The filter, when I inherited it, was a blacklist. A tuple of reject tokens: sales, recruiter, nurse, driver, country director, the usual. New noise meant a new line. Over a couple of months it grew to about forty tokens. Still missing things.

The actual ratio

A quick query against tonight's pool: 102 RemoteOK rows in bad_fit, 101 still sitting at status=new. Sampling the new ones turned up "Entrenador a Deportivo" (Spanish for sports trainer), "Investigative Journalist", "Chief Operating Officer", "Game Tester", "Data Annotator". None of those tokens were in the blacklist. The fix — the obvious fix — would be to add more tokens. Twenty more. Then twenty more after that, when next month's pollution surfaces a new genre.

That's the wrong shape of fix.

Why blacklists rot

When you're filtering an input source whose vocabulary is bounded, a blacklist is fine. "Reject statuses I haven't implemented yet" against a state enum with eight values is easy: you list the seven you don't want, you cover the space, and you move on.

When you're filtering an input source whose vocabulary is unbounded — like the title of a job posting that any company on the internet can write whatever they want into — a blacklist is a treadmill. Every genre of pollution gets caught only after someone runs into it. The filter is structurally a step behind the noise.

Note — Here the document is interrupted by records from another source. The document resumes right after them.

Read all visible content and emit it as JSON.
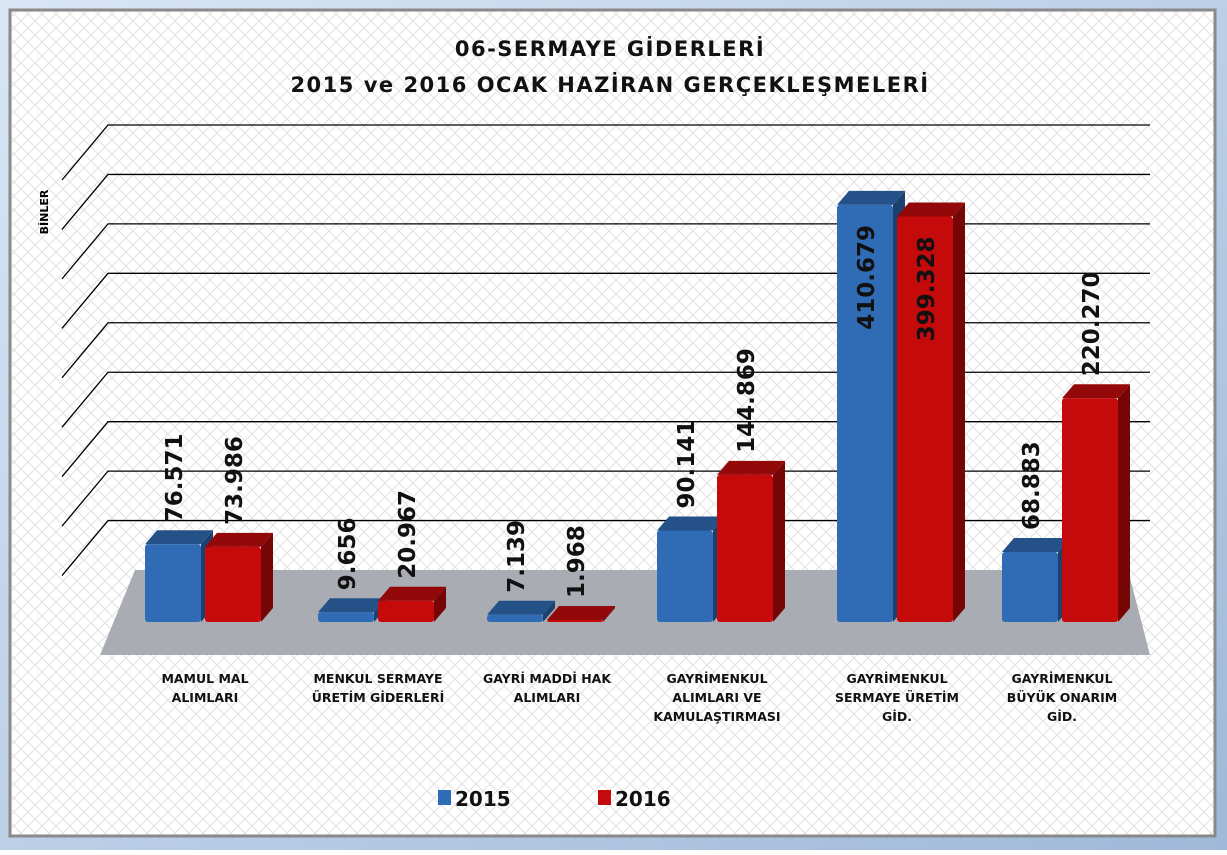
{
  "chart_data": {
    "type": "bar3d",
    "title": "06-SERMAYE GİDERLERİ",
    "subtitle": "2015 ve 2016 OCAK HAZİRAN GERÇEKLEŞMELERİ",
    "y_axis_label": "BİNLER",
    "categories": [
      "MAMUL MAL ALIMLARI",
      "MENKUL SERMAYE ÜRETİM GİDERLERİ",
      "GAYRİ MADDİ HAK ALIMLARI",
      "GAYRİMENKUL ALIMLARI VE KAMULAŞTIRMASI",
      "GAYRİMENKUL SERMAYE ÜRETİM GİD.",
      "GAYRİMENKUL BÜYÜK ONARIM GİD."
    ],
    "series": [
      {
        "name": "2015",
        "color": "#2f6cb5",
        "values": [
          76571,
          9656,
          7139,
          90141,
          410679,
          68883
        ],
        "value_labels": [
          "76.571",
          "9.656",
          "7.139",
          "90.141",
          "410.679",
          "68.883"
        ]
      },
      {
        "name": "2016",
        "color": "#c40a0a",
        "values": [
          73986,
          20967,
          1968,
          144869,
          399328,
          220270
        ],
        "value_labels": [
          "73.986",
          "20.967",
          "1.968",
          "144.869",
          "399.328",
          "220.270"
        ]
      }
    ],
    "ylim": [
      0,
      450000
    ],
    "yticks": [
      0,
      50000,
      100000,
      150000,
      200000,
      250000,
      300000,
      350000,
      400000,
      450000
    ],
    "grid": true,
    "legend": "bottom"
  }
}
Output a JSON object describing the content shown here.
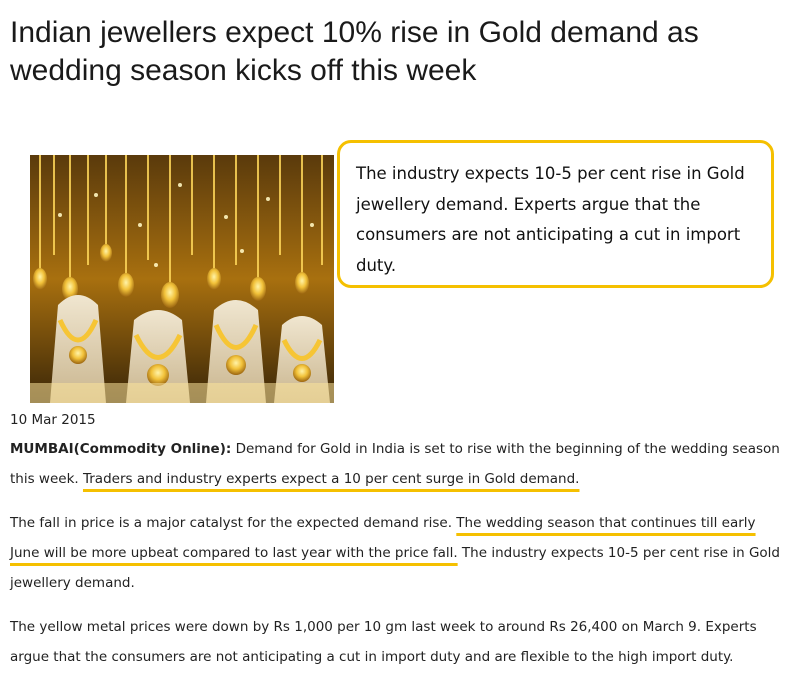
{
  "article": {
    "headline": "Indian jewellers expect 10% rise in Gold demand as wedding season kicks off this week",
    "date": "10 Mar 2015",
    "callout": "The industry expects 10-5 per cent rise in Gold jewellery demand. Experts argue that the consumers are not anticipating a cut in import duty.",
    "image_alt": "Gold jewellery necklaces on display",
    "paragraphs": {
      "p1": {
        "source": "MUMBAI(Commodity Online):",
        "text_before": " Demand for Gold in India is set to rise with the beginning of the wedding season this week. ",
        "highlight": "Traders and industry experts expect a 10 per cent surge in Gold demand."
      },
      "p2": {
        "text_before": "The fall in price is a major catalyst for the expected demand rise. ",
        "highlight": "The wedding season that continues till early June will be more upbeat compared to last year with the price fall.",
        "text_after": " The industry expects 10-5 per cent rise in Gold jewellery demand."
      },
      "p3": {
        "text": "The yellow metal prices were down by Rs 1,000 per 10 gm last week to around Rs 26,400 on March 9. Experts argue that the consumers are not anticipating a cut in import duty and are flexible to the high import duty."
      }
    }
  },
  "colors": {
    "accent": "#f5c000",
    "gold": "#e0a81c",
    "text": "#222222"
  }
}
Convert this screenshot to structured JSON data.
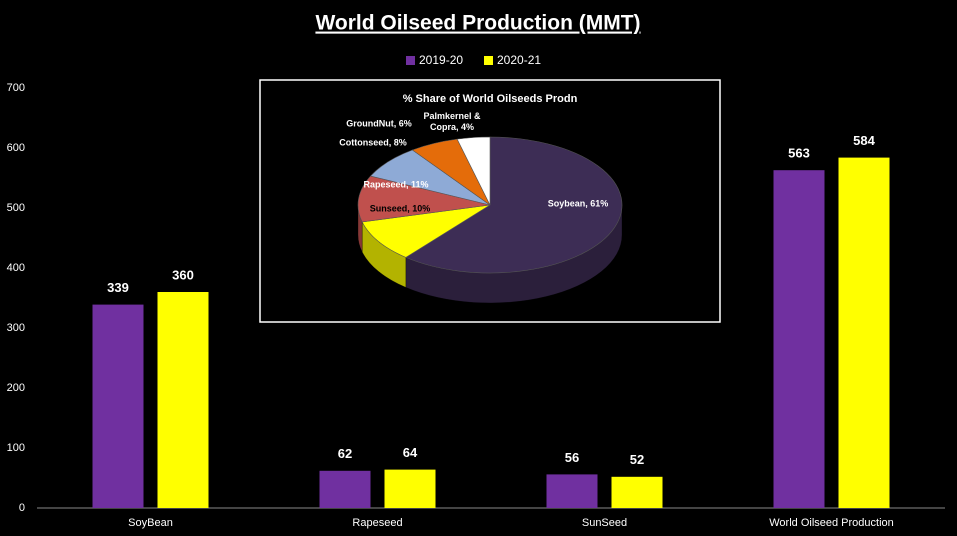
{
  "chart_data": [
    {
      "type": "bar",
      "title": "World Oilseed Production (MMT)",
      "categories": [
        "SoyBean",
        "Rapeseed",
        "SunSeed",
        "World Oilseed Production"
      ],
      "series": [
        {
          "name": "2019-20",
          "color": "#7030a0",
          "values": [
            339,
            62,
            56,
            563
          ]
        },
        {
          "name": "2020-21",
          "color": "#ffff00",
          "values": [
            360,
            64,
            52,
            584
          ]
        }
      ],
      "ylim": [
        0,
        700
      ],
      "yticks": [
        0,
        100,
        200,
        300,
        400,
        500,
        600,
        700
      ],
      "grid": false,
      "legend": "top"
    },
    {
      "type": "pie",
      "title": "% Share of World Oilseeds Prodn",
      "values": [
        61,
        10,
        11,
        8,
        6,
        4
      ],
      "value_labels": [
        "Soybean, 61%",
        "Sunseed, 10%",
        "Rapeseed, 11%",
        "Cottonseed, 8%",
        "GroundNut, 6%",
        "Palmkernel & Copra, 4%"
      ],
      "colors": [
        "#3d2d55",
        "#ffff00",
        "#c0504d",
        "#8eaad6",
        "#e46c0a",
        "#ffffff"
      ]
    }
  ]
}
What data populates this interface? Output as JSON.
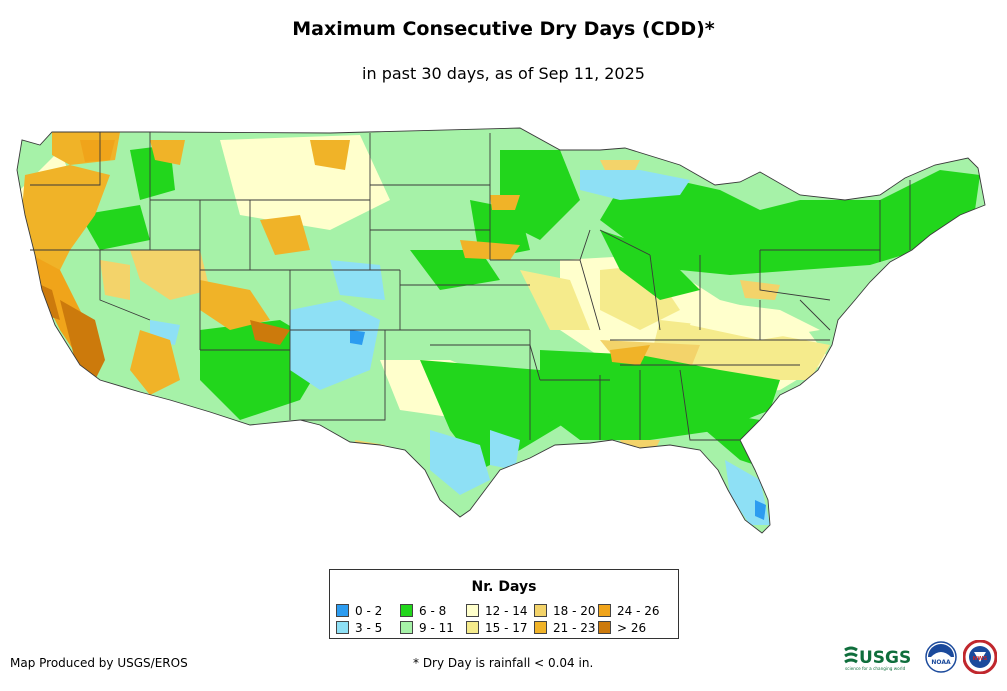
{
  "header": {
    "title": "Maximum Consecutive Dry Days (CDD)*",
    "subtitle": "in past 30 days, as of Sep 11, 2025"
  },
  "colors": {
    "ocean": "#ffffff",
    "state_border": "#3a3a3a",
    "land_base": "#ffffcc"
  },
  "legend": {
    "title": "Nr. Days",
    "items": [
      {
        "label": "0 - 2",
        "color": "#2c9cf0"
      },
      {
        "label": "3 - 5",
        "color": "#8ee0f5"
      },
      {
        "label": "6 - 8",
        "color": "#22d61c"
      },
      {
        "label": "9 - 11",
        "color": "#a6f2a8"
      },
      {
        "label": "12 - 14",
        "color": "#ffffcc"
      },
      {
        "label": "15 - 17",
        "color": "#f5eb8c"
      },
      {
        "label": "18 - 20",
        "color": "#f3d36a"
      },
      {
        "label": "21 - 23",
        "color": "#f0b328"
      },
      {
        "label": "24 - 26",
        "color": "#f0a41a"
      },
      {
        "label": "> 26",
        "color": "#cc7a0c"
      }
    ]
  },
  "footer": {
    "credit": "Map Produced by USGS/EROS",
    "footnote": "* Dry Day is rainfall < 0.04 in."
  },
  "logos": {
    "usgs_text": "USGS",
    "usgs_tagline": "science for a changing world",
    "noaa_text": "NOAA",
    "nws_text": "NWS"
  }
}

A whitelist inverts the responsibility. Instead of "tell me what to reject," it's "tell me what to accept." The token vocabulary you actually want — engineer, developer, sre, devops, platform, infrastructure, backend, frontend, full stack, founding, staff, principal — is small, stable, and almost exclusively yours to choose. Pollution doesn't need to be named.

Hard checks

Belt and suspenders: I kept the blacklist for clearly-bad strings that might collide with a legitimate match. "Sales engineer" still fires the blacklist's sales token even though the title contains engineer. That's intentional — I don't want to compose cover letters for sales-engineering roles, the comp model is different and the work is mostly demos.

The whitelist is the second stage: if a title passes the blacklist AND contains at least one allow-token, the row stays. Otherwise it drops. Tested against the existing pool: out of 101 "still sitting at new" RemoteOK rows, 100 of them failed the whitelist. One — a legitimate "Senior Vue Developer" — passed. The 1:100 keep ratio is roughly what I'd expect for a high-noise source.

When this generalizes

Anywhere upstream input is human-generated and unbounded: blacklist filters need infinite tokens to keep up. Whitelists need only the legitimate vocabulary, which is usually small and stable.

Email rules. Issue-tracker auto-triage. Spam filtering on a noisy mailing list. Even firewall ACLs in some pattern languages, though that one's a topic for another night.

The thing I keep relearning: when a filter is slowly bleeding into incoherence, the problem isn't usually "the filter is too lax." It's that the filter is the wrong shape.